Санин миролюбиво пододвинул галеты, указал на чай—не кипятись, пей, – но сам не собирался так скоро оставить начатый разговор. Ему про меня все известно, он не пропускает мимо ни одного моего шага; по-отечески обеспокоен и хочет казаться, равнодушным.
– Как вам будет угодно, можно и прекратить, проронил он, переходя на «вы». «Ты» и «вы» чередовались у него в зависимости от внутреннего накала. – Я думал, вам будет интересно побродить в потемках своей души не одному, а с человеком, который для вас все-таки не посторонняя кочка.

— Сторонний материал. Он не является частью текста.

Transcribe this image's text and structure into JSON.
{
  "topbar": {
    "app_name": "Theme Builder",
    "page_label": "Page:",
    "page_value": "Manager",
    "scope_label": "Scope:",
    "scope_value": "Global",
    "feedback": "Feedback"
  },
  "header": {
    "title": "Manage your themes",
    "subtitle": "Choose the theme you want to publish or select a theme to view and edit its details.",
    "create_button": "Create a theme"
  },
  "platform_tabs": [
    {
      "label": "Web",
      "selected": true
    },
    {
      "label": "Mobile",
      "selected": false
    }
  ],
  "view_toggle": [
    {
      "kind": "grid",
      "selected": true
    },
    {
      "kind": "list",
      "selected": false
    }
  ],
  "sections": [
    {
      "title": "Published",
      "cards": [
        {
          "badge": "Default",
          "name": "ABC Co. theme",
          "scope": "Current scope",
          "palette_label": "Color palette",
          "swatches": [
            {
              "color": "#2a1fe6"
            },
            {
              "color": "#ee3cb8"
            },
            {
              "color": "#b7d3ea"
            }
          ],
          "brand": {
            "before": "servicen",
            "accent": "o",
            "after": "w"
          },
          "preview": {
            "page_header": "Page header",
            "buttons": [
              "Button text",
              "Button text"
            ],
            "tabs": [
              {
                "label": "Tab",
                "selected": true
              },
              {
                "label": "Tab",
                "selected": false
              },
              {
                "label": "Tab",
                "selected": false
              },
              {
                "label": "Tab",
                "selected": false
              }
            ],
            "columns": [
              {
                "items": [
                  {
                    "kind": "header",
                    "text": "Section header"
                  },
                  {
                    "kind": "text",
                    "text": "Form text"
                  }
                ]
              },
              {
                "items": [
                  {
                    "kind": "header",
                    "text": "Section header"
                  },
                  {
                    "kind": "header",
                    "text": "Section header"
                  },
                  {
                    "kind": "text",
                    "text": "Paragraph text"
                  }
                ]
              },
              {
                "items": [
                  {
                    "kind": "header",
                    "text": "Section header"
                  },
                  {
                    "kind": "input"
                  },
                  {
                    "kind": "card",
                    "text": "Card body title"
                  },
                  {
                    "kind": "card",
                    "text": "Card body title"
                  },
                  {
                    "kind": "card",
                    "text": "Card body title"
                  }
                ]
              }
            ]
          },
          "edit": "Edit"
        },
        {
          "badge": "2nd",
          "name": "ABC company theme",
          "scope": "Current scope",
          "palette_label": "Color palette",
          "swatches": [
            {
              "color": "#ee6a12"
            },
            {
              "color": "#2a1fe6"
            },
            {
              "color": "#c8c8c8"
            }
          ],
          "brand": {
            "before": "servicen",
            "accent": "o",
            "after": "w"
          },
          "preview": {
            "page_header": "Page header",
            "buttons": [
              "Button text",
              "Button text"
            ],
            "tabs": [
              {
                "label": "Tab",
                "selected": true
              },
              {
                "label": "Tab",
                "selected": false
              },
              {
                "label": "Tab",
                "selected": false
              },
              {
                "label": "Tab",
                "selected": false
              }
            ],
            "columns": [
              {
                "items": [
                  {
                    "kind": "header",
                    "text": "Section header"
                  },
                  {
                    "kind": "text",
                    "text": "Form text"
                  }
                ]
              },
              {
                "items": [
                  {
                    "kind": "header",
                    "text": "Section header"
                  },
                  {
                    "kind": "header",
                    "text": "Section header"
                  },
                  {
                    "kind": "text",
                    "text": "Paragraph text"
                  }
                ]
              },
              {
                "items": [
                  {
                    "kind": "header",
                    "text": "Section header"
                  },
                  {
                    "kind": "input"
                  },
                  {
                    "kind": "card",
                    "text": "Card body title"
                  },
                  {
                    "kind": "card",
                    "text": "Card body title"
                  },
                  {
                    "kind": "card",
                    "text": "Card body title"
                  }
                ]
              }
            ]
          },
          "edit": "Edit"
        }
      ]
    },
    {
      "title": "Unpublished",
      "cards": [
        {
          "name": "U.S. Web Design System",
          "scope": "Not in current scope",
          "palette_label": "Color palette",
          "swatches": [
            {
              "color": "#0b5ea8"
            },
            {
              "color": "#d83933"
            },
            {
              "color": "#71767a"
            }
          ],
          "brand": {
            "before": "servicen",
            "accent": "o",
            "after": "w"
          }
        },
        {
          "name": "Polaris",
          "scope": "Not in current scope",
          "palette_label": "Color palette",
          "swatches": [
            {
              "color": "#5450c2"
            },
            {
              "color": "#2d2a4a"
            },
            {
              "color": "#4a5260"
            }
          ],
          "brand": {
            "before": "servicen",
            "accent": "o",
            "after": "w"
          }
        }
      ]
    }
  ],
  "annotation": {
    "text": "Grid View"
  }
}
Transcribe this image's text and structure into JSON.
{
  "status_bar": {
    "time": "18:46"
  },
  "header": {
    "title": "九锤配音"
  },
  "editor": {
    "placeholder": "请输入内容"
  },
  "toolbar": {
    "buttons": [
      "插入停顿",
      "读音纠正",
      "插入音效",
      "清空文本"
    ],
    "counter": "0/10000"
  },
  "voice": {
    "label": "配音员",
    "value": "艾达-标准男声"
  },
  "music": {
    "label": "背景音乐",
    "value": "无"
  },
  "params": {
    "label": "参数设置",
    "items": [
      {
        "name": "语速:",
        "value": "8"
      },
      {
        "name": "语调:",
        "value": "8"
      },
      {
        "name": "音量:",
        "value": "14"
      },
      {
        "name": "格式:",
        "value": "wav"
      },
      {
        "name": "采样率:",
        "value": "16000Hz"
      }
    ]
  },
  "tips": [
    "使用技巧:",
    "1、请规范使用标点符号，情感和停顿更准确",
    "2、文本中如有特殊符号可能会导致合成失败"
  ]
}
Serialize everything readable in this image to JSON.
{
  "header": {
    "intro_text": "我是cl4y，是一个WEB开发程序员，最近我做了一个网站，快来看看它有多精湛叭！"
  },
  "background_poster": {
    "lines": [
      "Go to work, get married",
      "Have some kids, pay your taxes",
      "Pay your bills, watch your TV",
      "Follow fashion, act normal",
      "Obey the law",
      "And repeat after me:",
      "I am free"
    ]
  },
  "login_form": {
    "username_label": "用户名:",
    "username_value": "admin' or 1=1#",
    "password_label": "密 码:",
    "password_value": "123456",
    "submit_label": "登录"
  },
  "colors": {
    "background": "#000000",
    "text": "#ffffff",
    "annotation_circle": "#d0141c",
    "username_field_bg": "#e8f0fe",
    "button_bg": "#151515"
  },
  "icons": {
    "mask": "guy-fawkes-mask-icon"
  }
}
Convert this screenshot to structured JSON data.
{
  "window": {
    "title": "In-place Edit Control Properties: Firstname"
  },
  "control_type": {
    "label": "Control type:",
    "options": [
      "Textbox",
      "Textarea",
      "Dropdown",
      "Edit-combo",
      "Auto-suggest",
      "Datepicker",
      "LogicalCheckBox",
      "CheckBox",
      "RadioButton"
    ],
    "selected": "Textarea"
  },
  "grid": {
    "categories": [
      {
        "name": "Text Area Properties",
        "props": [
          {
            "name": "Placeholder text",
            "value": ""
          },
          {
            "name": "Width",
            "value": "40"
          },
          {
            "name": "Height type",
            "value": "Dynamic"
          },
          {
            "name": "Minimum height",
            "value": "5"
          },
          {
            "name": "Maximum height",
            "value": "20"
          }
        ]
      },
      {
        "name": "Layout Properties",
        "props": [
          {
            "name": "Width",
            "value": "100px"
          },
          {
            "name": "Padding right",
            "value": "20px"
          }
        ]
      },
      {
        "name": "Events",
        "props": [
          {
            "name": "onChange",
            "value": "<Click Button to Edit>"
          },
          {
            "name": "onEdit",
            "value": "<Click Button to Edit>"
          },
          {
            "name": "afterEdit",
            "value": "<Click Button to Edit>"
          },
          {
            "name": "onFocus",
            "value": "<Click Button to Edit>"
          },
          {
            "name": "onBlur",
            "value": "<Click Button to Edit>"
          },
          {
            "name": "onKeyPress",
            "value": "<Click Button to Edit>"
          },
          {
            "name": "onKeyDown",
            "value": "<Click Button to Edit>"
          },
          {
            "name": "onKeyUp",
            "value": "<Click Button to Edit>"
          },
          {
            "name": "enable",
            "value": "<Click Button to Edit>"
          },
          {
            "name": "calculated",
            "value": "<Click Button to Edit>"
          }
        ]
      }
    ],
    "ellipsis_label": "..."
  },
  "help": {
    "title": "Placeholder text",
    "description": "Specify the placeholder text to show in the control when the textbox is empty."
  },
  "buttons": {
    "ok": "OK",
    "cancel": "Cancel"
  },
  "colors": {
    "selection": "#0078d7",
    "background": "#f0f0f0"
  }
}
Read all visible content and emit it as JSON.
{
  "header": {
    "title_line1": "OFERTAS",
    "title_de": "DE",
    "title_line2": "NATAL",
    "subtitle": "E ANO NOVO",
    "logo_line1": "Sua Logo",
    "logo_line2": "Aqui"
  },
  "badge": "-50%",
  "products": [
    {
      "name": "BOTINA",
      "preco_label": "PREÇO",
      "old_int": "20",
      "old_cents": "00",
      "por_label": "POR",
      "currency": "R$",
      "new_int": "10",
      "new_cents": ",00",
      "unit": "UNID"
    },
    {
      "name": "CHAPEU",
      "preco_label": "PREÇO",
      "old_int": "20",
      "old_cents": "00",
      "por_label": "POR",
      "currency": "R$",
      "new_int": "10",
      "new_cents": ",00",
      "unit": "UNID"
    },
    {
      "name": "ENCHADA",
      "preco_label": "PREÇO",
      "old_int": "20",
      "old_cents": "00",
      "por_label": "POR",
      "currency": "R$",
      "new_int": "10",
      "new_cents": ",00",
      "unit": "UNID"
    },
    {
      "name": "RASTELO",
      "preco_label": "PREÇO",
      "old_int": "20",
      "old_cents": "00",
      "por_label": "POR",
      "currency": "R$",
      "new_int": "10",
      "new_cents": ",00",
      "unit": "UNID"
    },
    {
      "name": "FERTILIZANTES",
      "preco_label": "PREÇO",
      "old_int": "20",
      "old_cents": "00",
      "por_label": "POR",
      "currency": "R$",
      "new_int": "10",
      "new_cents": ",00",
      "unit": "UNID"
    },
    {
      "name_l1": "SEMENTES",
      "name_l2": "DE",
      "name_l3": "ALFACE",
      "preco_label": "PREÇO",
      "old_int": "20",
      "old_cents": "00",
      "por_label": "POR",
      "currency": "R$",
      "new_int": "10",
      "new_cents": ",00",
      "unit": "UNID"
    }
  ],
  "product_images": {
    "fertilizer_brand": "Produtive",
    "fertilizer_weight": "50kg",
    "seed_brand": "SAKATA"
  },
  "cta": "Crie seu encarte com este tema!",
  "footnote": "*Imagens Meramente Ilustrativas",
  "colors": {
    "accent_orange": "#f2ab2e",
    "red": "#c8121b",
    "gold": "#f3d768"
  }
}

Плакаться не позорно даже гранитной глыбе. Без слез жизнь, как сухомятина, грубая и черствая. Пора бы уяснить это. Самый великий подвиг из всех подвигов – это прожить жизнь. Кто
этого не понимает и настраивает себя и других на иной лад, тот обречен на жалкое прозябание. Которое, кстати, тоже называется жизнью. И мне огорчительно, что и вы, мой друг, оказались в плену весьма сомнительных умонастроений. Мало быть мужественным перед другими, надо быть мужественным и, может быть, в первую очередь, перед самим собою, чтобы уметь заглянуть в свою глубину и разобраться, насколько она прозрачна и чиста. Не умеешь этого сделать сам – приди к другу. Ведь мы с вами созданы для того, чтобы жить! И жить для того, чтобы была жизнь. Это звучит весьма курьезно, но в этом философия, смысл существования человека, который назвал себя советским. И пусть будет проклят тот, кто чернит, проклинает имя человека, видит в нем не его доброе начало, а все никчемное и наносное, которое наметает на него, как ил, среда, общество, круг людей, с которыми он соприкасается. От ила даже самая глубокая и полноводная река мелеет. Я хочу, чтобы вы, Метелин, не мелели, а оставались самим собою.
– Что вам про меня известно? Скажите же наконец, – спросил я.
– Буквально все и ровным счетом – ничего! И первое и второе – правда.
– В таком случае объясните!
– Вы дали возможность Соснову выспаться на себе, выражаясь фигурально, провести себя за нос. Даже Громов, услышав про ваши шашни, поморщился. Репутация ваша подмочена. Ему непонятно, во-первых, как позволила вам совесть сейчас, когда внимание каждого приковано к судьбе Родины, заниматься чем-то иным. И, во-вторых, он хорошо знает Арину, близкий приятель ее дяди. Оскорбление, нанесенное ей, не может не задеть его.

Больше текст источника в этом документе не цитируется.